Crucially, we nurture the professional editorial skills that select, craft, refine and organise the quality material that you want to read. We take authors to the market. We build the brands readers rely on to make choices in a world of information overload.
We are risk-takers, investors in the market potential of intellectual property, and creditors of last resort to the supply chain that delivers what you read. If a project fails, we take the loss. If it succeeds, authors earn royalties or enhance their reputations, retailers sell books, platform providers expand, we all pay taxes – society benefits.
We evolve scalable, sustainable enterprises that enable intellectual freedom and the flow of culture and scholarship. Beyond a copyright framework to protect our investments, we strive for the widest distribution and access to our publishing that we can achieve.

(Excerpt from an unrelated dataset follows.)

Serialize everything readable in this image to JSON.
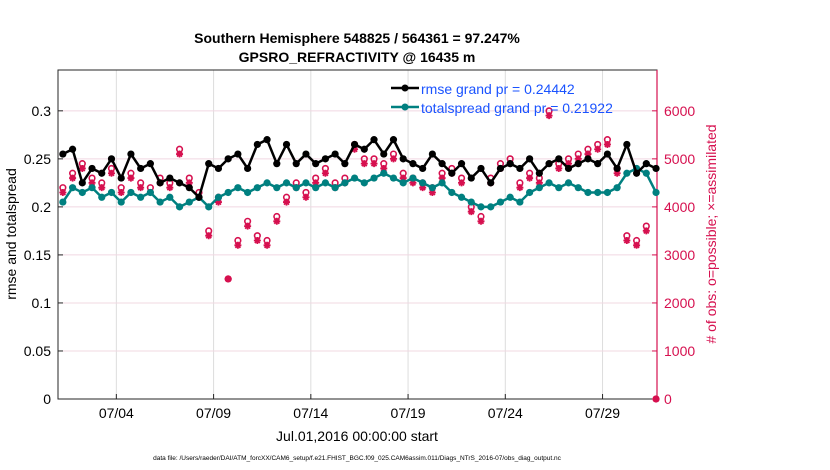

We work constantly to maintain standards. We represent the vehicle for integrity and objectivity so vital to scholarship. We produce learning material fitted to syllabus and assessment, which is vital for academic success. We provide information sources for the professions.
Some academic publishers are globally successful, and those in the UK collectively export more books than any country on earth. Some would argue that we need that experience in international markets to fuel growth.
But hasn’t the internet left us wrong-footed? Certainly not. We have been using digital delivery for years – 95 per cent of academic journals are available electronically, and the UK is more advanced in using digital learning resources than any other country. Publishers are enablers of all that.
Of course, the paradigm is shifting. Searchable archives on the internet will make us redundant, so the argument goes. But without selection, investment in editorial skills, quality filters, marketing, supply-chain management and customer service, our absence would soon be felt and we’d most likely be reinvented.